Anti-tumor activity of the tumor-vascular-disrupting agent ASA404 (vadimezan) in endocrine tumor models
Constanze Hantel1, Roman Franzev1, Alexandra Ozimek2, Thomas Mussack2 & Felix Beuschlein1
Vascular disrupting agents (VDAs) differ from angiogenesis inhibitors by attacking established tumor blood vessels rather than preventing growth of new ones. We investigated effects of the tumor-VDA ASA404 against neuroendocrine tumors of the gastroenteropancreatic system (GEP-NETs) and adrenocortical carcinoma (ACC) 24 h after treatment of BON and NCIh295 tumor bearing mice with ASA404 (A), paclitaxel (P) or the combined administration (A+P).
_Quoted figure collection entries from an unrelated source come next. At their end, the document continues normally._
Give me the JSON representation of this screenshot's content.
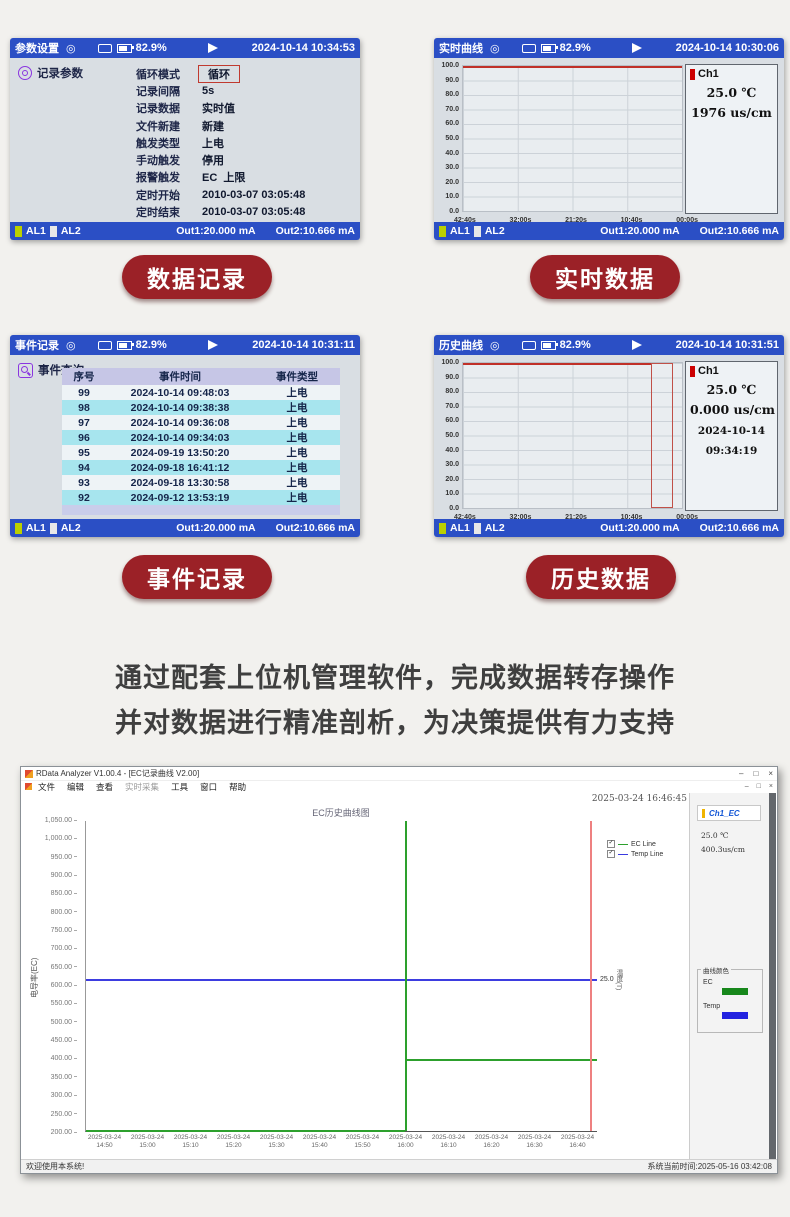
{
  "page": {
    "background": "#f2f1ee"
  },
  "pills": {
    "data_record": "数据记录",
    "realtime_data": "实时数据",
    "event_record": "事件记录",
    "history_data": "历史数据"
  },
  "description": {
    "line1": "通过配套上位机管理软件，完成数据转存操作",
    "line2": "并对数据进行精准剖析，为决策提供有力支持"
  },
  "device_common": {
    "battery_pct": "82.9%",
    "al1": "AL1",
    "al2": "AL2",
    "out1": "Out1:20.000 mA",
    "out2": "Out2:10.666 mA",
    "y_ticks": [
      "100.0",
      "90.0",
      "80.0",
      "70.0",
      "60.0",
      "50.0",
      "40.0",
      "30.0",
      "20.0",
      "10.0",
      "0.0"
    ],
    "x_ticks": [
      "42:40s",
      "32:00s",
      "21:20s",
      "10:40s",
      "00:00s"
    ]
  },
  "panel_param": {
    "title": "参数设置",
    "datetime": "2024-10-14 10:34:53",
    "section": "记录参数",
    "fields": [
      {
        "label": "循环模式",
        "value": "循环"
      },
      {
        "label": "记录间隔",
        "value": "5s"
      },
      {
        "label": "记录数据",
        "value": "实时值"
      },
      {
        "label": "文件新建",
        "value": "新建"
      },
      {
        "label": "触发类型",
        "value": "上电"
      },
      {
        "label": "手动触发",
        "value": "停用"
      },
      {
        "label": "报警触发",
        "value": "EC  上限"
      },
      {
        "label": "定时开始",
        "value": "2010-03-07 03:05:48"
      },
      {
        "label": "定时结束",
        "value": "2010-03-07 03:05:48"
      }
    ]
  },
  "panel_realtime": {
    "title": "实时曲线",
    "datetime": "2024-10-14 10:30:06",
    "info": {
      "ch": "Ch1",
      "temp": "25.0 ℃",
      "ec": "1976 us/cm"
    }
  },
  "panel_event": {
    "title": "事件记录",
    "datetime": "2024-10-14 10:31:11",
    "section": "事件查询",
    "table": {
      "headers": [
        "序号",
        "事件时间",
        "事件类型"
      ],
      "rows": [
        [
          "99",
          "2024-10-14 09:48:03",
          "上电"
        ],
        [
          "98",
          "2024-10-14 09:38:38",
          "上电"
        ],
        [
          "97",
          "2024-10-14 09:36:08",
          "上电"
        ],
        [
          "96",
          "2024-10-14 09:34:03",
          "上电"
        ],
        [
          "95",
          "2024-09-19 13:50:20",
          "上电"
        ],
        [
          "94",
          "2024-09-18 16:41:12",
          "上电"
        ],
        [
          "93",
          "2024-09-18 13:30:58",
          "上电"
        ],
        [
          "92",
          "2024-09-12 13:53:19",
          "上电"
        ]
      ]
    }
  },
  "panel_history": {
    "title": "历史曲线",
    "datetime": "2024-10-14 10:31:51",
    "info": {
      "ch": "Ch1",
      "temp": "25.0 ℃",
      "ec": "0.000 us/cm",
      "date": "2024-10-14",
      "time": "09:34:19"
    }
  },
  "software": {
    "window_title": "RData Analyzer V1.00.4 - [EC记录曲线 V2.00]",
    "menu": [
      "文件",
      "编辑",
      "查看",
      "实时采集",
      "工具",
      "窗口",
      "帮助"
    ],
    "window_controls": [
      "–",
      "□",
      "×"
    ],
    "mdi_controls": [
      "–",
      "□",
      "×"
    ],
    "snapshot_time": "2025-03-24 16:46:45",
    "chart_title": "EC历史曲线图",
    "legend": [
      {
        "label": "EC Line",
        "color": "#2da02d"
      },
      {
        "label": "Temp Line",
        "color": "#3a3ae0"
      }
    ],
    "y_axis_label": "电导率(EC)",
    "y_ticks": [
      "1,050.00",
      "1,000.00",
      "950.00",
      "900.00",
      "850.00",
      "800.00",
      "750.00",
      "700.00",
      "650.00",
      "600.00",
      "550.00",
      "500.00",
      "450.00",
      "400.00",
      "350.00",
      "300.00",
      "250.00",
      "200.00"
    ],
    "x_ticks": [
      {
        "date": "2025-03-24",
        "time": "14:50"
      },
      {
        "date": "2025-03-24",
        "time": "15:00"
      },
      {
        "date": "2025-03-24",
        "time": "15:10"
      },
      {
        "date": "2025-03-24",
        "time": "15:20"
      },
      {
        "date": "2025-03-24",
        "time": "15:30"
      },
      {
        "date": "2025-03-24",
        "time": "15:40"
      },
      {
        "date": "2025-03-24",
        "time": "15:50"
      },
      {
        "date": "2025-03-24",
        "time": "16:00"
      },
      {
        "date": "2025-03-24",
        "time": "16:10"
      },
      {
        "date": "2025-03-24",
        "time": "16:20"
      },
      {
        "date": "2025-03-24",
        "time": "16:30"
      },
      {
        "date": "2025-03-24",
        "time": "16:40"
      }
    ],
    "right_axis_value": "25.0",
    "right_axis_label": "温度(T)",
    "channel": {
      "name": "Ch1_EC",
      "temp": "25.0 ℃",
      "ec": "400.3us/cm"
    },
    "color_legend": {
      "title": "曲线颜色",
      "items": [
        {
          "label": "EC",
          "color": "#17871b"
        },
        {
          "label": "Temp",
          "color": "#2222e0"
        }
      ]
    },
    "status_left": "欢迎使用本系统!",
    "status_right": "系统当前时间:2025-05-16 03:42:08"
  },
  "chart_data": [
    {
      "type": "line",
      "title": "实时曲线 (device real-time curve)",
      "ylim": [
        0,
        100
      ],
      "y_ticks": [
        100,
        90,
        80,
        70,
        60,
        50,
        40,
        30,
        20,
        10,
        0
      ],
      "x_ticks": [
        "42:40s",
        "32:00s",
        "21:20s",
        "10:40s",
        "00:00s"
      ],
      "series": [
        {
          "name": "Ch1 EC",
          "value_now": "1976 us/cm",
          "points": [
            [
              "42:40s",
              100
            ],
            [
              "00:00s",
              100
            ]
          ],
          "note": "flat red trace clipped at top of scale"
        }
      ]
    },
    {
      "type": "line",
      "title": "历史曲线 (device history curve)",
      "ylim": [
        0,
        100
      ],
      "x_ticks": [
        "42:40s",
        "32:00s",
        "21:20s",
        "10:40s",
        "00:00s"
      ],
      "series": [
        {
          "name": "Ch1 EC",
          "value_now": "0.000 us/cm",
          "points": [
            [
              "42:40s",
              100
            ],
            [
              "~06:00s",
              100
            ],
            [
              "~06:00s",
              0
            ]
          ],
          "note": "flat at top then drops inside red cursor band near 10:40s–00:00s"
        }
      ],
      "cursor": {
        "date": "2024-10-14",
        "time": "09:34:19"
      }
    },
    {
      "type": "line",
      "title": "EC历史曲线图",
      "ylabel": "电导率(EC)",
      "right_ylabel": "温度(T)",
      "ylim": [
        200,
        1050
      ],
      "y_step": 50,
      "x": [
        "14:50",
        "15:00",
        "15:10",
        "15:20",
        "15:30",
        "15:40",
        "15:50",
        "16:00",
        "16:10",
        "16:20",
        "16:30",
        "16:40"
      ],
      "legend_position": "top-right",
      "series": [
        {
          "name": "EC Line",
          "color": "#2da02d",
          "points": [
            [
              "14:50",
              200
            ],
            [
              "16:00",
              200
            ],
            [
              "16:00",
              1050
            ],
            [
              "16:00",
              400.3
            ],
            [
              "16:40",
              400.3
            ]
          ]
        },
        {
          "name": "Temp Line",
          "color": "#3a3ae0",
          "points": [
            [
              "14:50",
              617
            ],
            [
              "16:40",
              617
            ]
          ],
          "right_axis_value": 25.0
        }
      ],
      "cursor_time": "2025-03-24 16:46:45"
    }
  ]
}
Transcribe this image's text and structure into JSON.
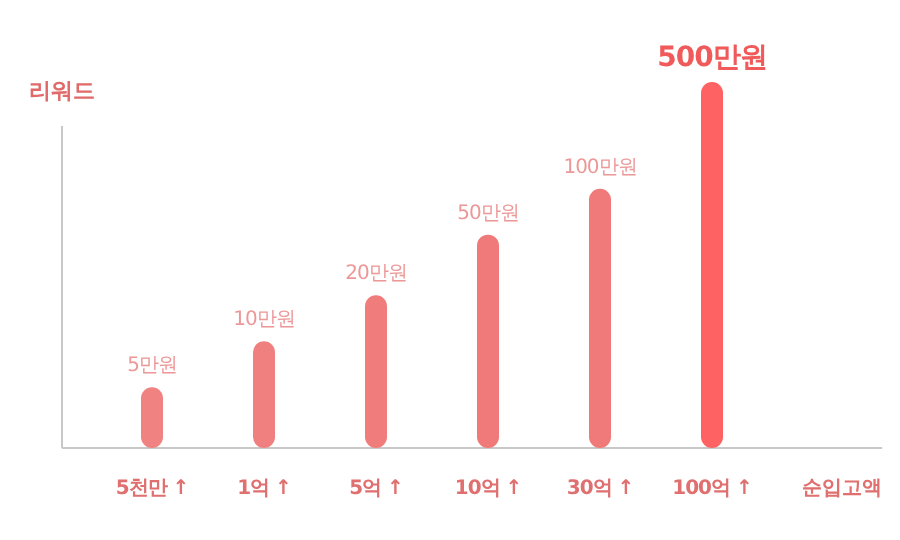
{
  "chart_data": {
    "type": "bar",
    "log": true,
    "ylabel": "리워드",
    "xlabel": "순입고액",
    "categories": [
      "5천만 ↑",
      "1억 ↑",
      "5억 ↑",
      "10억 ↑",
      "30억 ↑",
      "100억 ↑"
    ],
    "values": [
      5,
      10,
      20,
      50,
      100,
      500
    ],
    "ylim": [
      2,
      500
    ],
    "value_labels": [
      "5만원",
      "10만원",
      "20만원",
      "50만원",
      "100만원",
      "500만원"
    ],
    "colors": [
      "#f08282",
      "#f08080",
      "#f07c7c",
      "#f07a7a",
      "#f07a7a",
      "#ff6262"
    ]
  }
}
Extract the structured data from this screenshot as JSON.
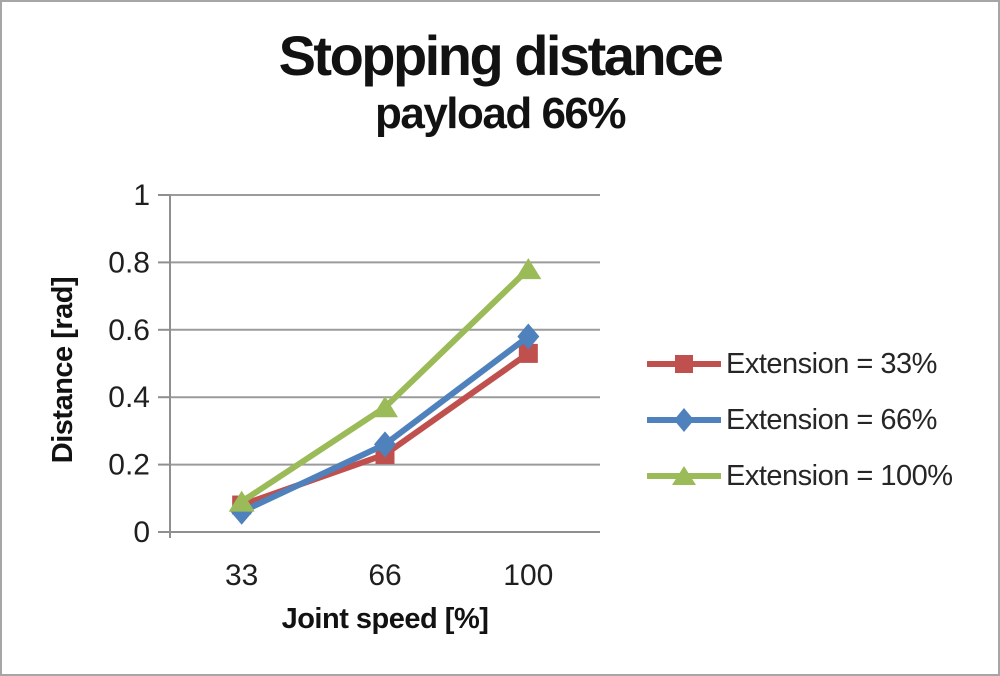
{
  "chart_data": {
    "type": "line",
    "title": "Stopping distance",
    "subtitle": "payload 66%",
    "xlabel": "Joint speed [%]",
    "ylabel": "Distance [rad]",
    "categories": [
      "33",
      "66",
      "100"
    ],
    "series": [
      {
        "name": "Extension = 33%",
        "marker": "square",
        "color": "#C0504D",
        "values": [
          0.08,
          0.23,
          0.53
        ]
      },
      {
        "name": "Extension = 66%",
        "marker": "diamond",
        "color": "#4F81BD",
        "values": [
          0.06,
          0.26,
          0.58
        ]
      },
      {
        "name": "Extension = 100%",
        "marker": "triangle",
        "color": "#9BBB59",
        "values": [
          0.09,
          0.37,
          0.78
        ]
      }
    ],
    "ylim": [
      0,
      1
    ],
    "yticks": [
      0,
      0.2,
      0.4,
      0.6,
      0.8,
      1
    ],
    "ytick_labels": [
      "0",
      "0.2",
      "0.4",
      "0.6",
      "0.8",
      "1"
    ],
    "grid": true,
    "legend_position": "right"
  },
  "colors": {
    "grid": "#9b9b9b",
    "axis": "#8f8f8f",
    "tick_text": "#1f1f1f",
    "title_text": "#121212",
    "legend_text": "#262626",
    "border": "#a6a6a6",
    "background": "#ffffff"
  }
}
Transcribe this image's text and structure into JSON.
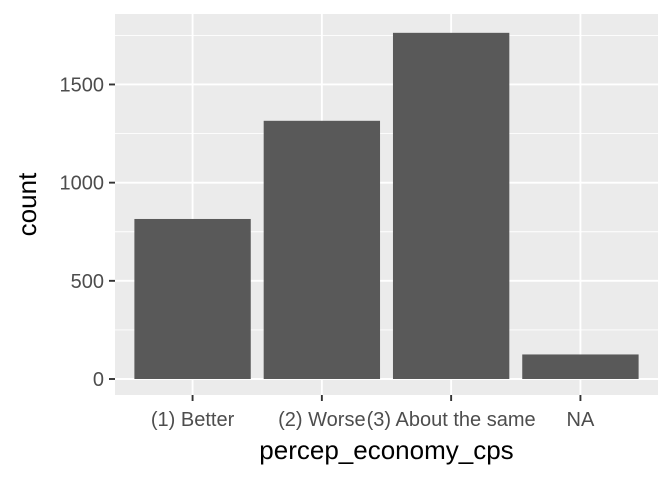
{
  "chart_data": {
    "type": "bar",
    "categories": [
      "(1) Better",
      "(2) Worse",
      "(3) About the same",
      "NA"
    ],
    "values": [
      815,
      1315,
      1763,
      125
    ],
    "xlabel": "percep_economy_cps",
    "ylabel": "count",
    "ylim": [
      0,
      1850
    ],
    "yticks": [
      0,
      500,
      1000,
      1500
    ],
    "grid": true,
    "legend": "none",
    "colors": {
      "panel": "#ebebeb",
      "grid": "#ffffff",
      "bar": "#595959",
      "tick": "#333333",
      "tick_label": "#4d4d4d"
    }
  }
}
A significant decrease in cell proliferation (Ki 67 index, %) was detectable for BON tumors after all treatments (A: 51.6±0.7, P: 55.2±0.8 and A+P: 47.9±0.6; each P<0.0001 versus controls 60.2±0.8), for NCIh295 tumors only after P treatment (A: 46.6±1.5, P=0.87; P: 43.4±1.4, P<0.05 and A+P: 45.8±0.9, P=0.4; versus controls 46.88±1). BON tumors treated with A or A+P exhibited extensive necrotic areas not apparent in the control or P groups. TUNEL and CD31 staining showed that A or A+P treatments resulted furthermore in a significant increase of apoptotic cells (%) in BON tumor (A: 28.8±2.7, A+P: 34.3±3.6; each P<0.0001 versus controls 9.2±1.3 and P: 10.1±1.5) and a significant loss of microvessels compared with controls and P treatment (A: 7.3±0.8, P=0.0003 and A+P: 5.42±0.4, P<0.0001 versus controls 11.5±0.64 and versus P: 12.6±1.1). Interestingly, no significant effects on tumor morphology, apoptosis or microvessel density were detectable in NCIh295 tumors. To evaluate the mechanisms which cause these differences we initiated further in vitro analyses. As TNFα-signaling is assumed to mediate parts of ASA 404 induced effects we investigated induction of apoptosis and detected a fourfold higher rate of apoptosis in BON cells after TNFα treatment compared with NCIh295 cells (basal: 100%±2; BON: 823.1%±34.5 versus NCIh295: 244.2%±12.4; P=0.007). Thus, while ASA404 (vadimezan) treatment holds promise in the treatment of GEP-NETs, the utilized tumor models might help to delineate molecular mechanisms involved in VDA induced anti-tumor activity.